There are all kinds of Wall Street types walking the pavement these days, and they could be employed for a fraction of the excessive salaries they used to earn.

So why don't we follow their example?

Answers: (1) We never do what they do in Sweden. (2) There is a deep fear that the size of the CDO debacle is so huge it would have even more destructive effects on the markets worldwide if the extent of the problem were verified and made public. (3) Winston Churchill was right when he said that Americans can be counted on to do the right thing, after they've tried everything else.

We may be coming close to another big crumble. So keep your seatbelts on.

Follow-Up Postings:

RE: the swedish solution

We don't follow this example because Sweden has a handful of banks and we have thousands. The numbers simply don't work - there is no comparison.

RE: the swedish solution

I agree that the comparison, for this or for anything else, is not entirely appropriate because Sweden is a much smaller country and of course it's traditions differ from ours in many ways and its population is much more homogeneous.

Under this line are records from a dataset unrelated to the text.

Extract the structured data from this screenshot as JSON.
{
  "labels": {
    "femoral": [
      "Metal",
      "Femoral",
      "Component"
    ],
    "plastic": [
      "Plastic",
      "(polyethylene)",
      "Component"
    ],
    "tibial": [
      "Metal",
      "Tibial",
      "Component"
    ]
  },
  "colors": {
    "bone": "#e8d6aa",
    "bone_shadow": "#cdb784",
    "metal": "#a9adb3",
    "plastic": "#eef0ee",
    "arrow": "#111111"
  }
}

But the approach that they used might still be worth considering here, if we astutely select, say, the ten biggest banks, or whatever number that the numbers crunchers say will "save" our financial system if they are fixed, and let the other fail, merge, or whatever.

RE: the swedish solution

Take a look at the top common stockholders in the banks you want to consider nationalizing. If you nationalize, you wipe out the stockholders forever. Yes, stock values are down but if nationalization is avoided, then the various retirement plans, governments etc have a chance to recoup some of the losses.

See Bloomberg this morning for discussion of what might happen.